Let's suppose that you have a huge logfile and would like to quickly extract lines from it that relate to a given small time interval. How would you do it?

Since the lines are ordered by time specification, the fastest way (provided you do not keep indexes of any sort) is to do the old good binary search, doing all necessary housekeeping to account for line boundaries and converting the timestamp from whatever format it is in the logfile to epoch seconds for comparison with the target interval boundaries.

Since you are dealing with Perl here, it would be natural to first look on CPAN for a module which somebody else has already written to do just this.

And of course somebody has. Enter File::SortedSeek by Dr. James Freeman. The module interface is a bit weird, so it pays off to read the documentation carefully.
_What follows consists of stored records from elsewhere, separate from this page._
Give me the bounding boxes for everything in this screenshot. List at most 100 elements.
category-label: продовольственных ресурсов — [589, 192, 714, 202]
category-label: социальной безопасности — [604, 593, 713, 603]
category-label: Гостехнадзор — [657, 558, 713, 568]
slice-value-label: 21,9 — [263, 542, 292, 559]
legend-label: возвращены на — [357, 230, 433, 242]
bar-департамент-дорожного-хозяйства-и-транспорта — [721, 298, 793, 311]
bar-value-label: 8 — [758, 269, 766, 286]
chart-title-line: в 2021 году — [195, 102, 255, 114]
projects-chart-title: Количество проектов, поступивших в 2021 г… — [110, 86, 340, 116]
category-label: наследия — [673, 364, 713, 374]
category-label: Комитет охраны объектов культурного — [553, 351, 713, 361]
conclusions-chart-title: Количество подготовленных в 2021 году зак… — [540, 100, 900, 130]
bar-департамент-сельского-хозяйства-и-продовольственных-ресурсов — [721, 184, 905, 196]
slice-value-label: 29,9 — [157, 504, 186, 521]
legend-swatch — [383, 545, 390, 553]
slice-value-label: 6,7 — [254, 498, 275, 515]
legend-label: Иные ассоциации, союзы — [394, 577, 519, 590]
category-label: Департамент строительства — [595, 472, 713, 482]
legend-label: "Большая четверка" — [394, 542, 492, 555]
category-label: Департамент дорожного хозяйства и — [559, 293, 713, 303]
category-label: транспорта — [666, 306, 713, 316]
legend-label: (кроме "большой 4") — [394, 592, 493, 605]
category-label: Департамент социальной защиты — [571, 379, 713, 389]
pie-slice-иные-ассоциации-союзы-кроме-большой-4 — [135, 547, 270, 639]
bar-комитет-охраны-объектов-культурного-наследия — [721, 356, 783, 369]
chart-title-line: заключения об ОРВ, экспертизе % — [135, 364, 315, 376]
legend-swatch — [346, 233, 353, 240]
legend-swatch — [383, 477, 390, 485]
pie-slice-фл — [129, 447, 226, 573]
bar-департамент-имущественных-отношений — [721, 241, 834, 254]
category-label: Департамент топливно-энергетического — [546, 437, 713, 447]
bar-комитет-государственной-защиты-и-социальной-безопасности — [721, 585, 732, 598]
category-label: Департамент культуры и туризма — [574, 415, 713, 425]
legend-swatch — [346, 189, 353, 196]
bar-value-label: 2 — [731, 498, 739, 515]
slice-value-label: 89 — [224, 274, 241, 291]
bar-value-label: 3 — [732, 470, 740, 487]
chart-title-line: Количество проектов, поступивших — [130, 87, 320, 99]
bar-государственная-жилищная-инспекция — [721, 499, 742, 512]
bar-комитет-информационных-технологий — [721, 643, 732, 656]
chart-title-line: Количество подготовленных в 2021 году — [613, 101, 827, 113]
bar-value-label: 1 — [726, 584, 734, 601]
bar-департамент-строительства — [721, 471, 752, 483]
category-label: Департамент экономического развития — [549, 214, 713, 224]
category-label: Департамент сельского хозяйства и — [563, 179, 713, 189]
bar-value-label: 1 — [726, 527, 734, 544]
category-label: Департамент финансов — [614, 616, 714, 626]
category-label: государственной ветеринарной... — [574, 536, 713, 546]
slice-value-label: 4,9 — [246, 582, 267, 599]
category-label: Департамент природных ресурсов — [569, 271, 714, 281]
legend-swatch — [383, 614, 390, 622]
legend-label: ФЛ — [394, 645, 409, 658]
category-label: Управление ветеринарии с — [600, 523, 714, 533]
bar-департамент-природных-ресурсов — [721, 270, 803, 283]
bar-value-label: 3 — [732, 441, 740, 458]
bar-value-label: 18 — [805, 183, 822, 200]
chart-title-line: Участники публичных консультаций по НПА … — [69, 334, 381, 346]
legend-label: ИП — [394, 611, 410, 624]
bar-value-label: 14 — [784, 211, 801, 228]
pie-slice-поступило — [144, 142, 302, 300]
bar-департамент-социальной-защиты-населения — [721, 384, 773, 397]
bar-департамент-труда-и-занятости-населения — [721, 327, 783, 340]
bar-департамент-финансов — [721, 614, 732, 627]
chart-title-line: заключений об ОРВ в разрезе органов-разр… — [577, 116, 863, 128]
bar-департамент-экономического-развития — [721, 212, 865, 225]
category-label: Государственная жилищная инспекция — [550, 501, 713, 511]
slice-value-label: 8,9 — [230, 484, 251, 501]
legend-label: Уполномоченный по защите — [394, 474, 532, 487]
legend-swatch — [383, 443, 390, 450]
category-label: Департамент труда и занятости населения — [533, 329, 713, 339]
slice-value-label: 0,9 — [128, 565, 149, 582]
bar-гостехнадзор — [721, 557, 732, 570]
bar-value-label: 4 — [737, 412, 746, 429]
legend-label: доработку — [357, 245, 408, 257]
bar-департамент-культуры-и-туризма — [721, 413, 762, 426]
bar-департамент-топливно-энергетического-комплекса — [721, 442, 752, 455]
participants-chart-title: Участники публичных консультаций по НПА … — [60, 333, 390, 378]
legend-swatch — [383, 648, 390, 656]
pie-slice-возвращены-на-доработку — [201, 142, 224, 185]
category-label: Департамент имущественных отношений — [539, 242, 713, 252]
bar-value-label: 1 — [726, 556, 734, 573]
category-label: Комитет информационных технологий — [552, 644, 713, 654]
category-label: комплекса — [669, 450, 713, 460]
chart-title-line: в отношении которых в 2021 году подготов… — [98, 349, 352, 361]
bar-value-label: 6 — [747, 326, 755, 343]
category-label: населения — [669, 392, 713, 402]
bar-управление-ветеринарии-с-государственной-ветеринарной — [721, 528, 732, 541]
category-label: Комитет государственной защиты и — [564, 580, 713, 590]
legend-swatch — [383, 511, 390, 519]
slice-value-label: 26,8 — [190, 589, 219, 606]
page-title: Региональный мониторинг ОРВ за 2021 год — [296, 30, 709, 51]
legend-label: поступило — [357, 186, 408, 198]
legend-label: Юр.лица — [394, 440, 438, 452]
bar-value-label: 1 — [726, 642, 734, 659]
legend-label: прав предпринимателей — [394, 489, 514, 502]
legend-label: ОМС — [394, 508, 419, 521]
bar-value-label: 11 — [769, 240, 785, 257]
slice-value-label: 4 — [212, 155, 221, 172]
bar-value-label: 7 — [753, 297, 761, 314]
At any rate, here is a complete program that handles the task, assuming that the timestamp (in pretty much any format) is at the beginning of each line of the logfile:


#! /usr/bin/perl
use strict;
use warnings;
use Getopt::Long;
use File::SortedSeek;
use Time::ParseDate;

my ($from, $to);
usage() unless GetOptions("from=s" => \$from, "to=s" => \$to);
usage() unless @ARGV == 1;
$from = parsedate($from) if $from;
$to   = parsedate($to)   if $to;

my $filename = shift;

open L, "< $filename" or die "unable to open $filename: $!\n";
File::SortedSeek::set_silent(1);

my $end = File::SortedSeek::numeric(*L, $to, \&time2sec)   if $to;
my $beg = File::SortedSeek::numeric(*L, $from, \&time2sec) if $from;
$end ||= 0;  $beg ||= 0;
while (<L>) {
    print;
    $beg += length($_);
    last if $end && $beg > $end;
}

sub usage
{
    print STDERR <<EOF;
usage:
\t$0 --from date-time [--to date-time] filename
\t$0 -f date-time [-t date-time] filename
EOF
    exit 1;
}

sub time2sec
{
    my $line  = shift;
    return undef unless defined $line;
    my $r = parsedate($line, FUZZY => 1);
    $r;
}

Nifty, eh?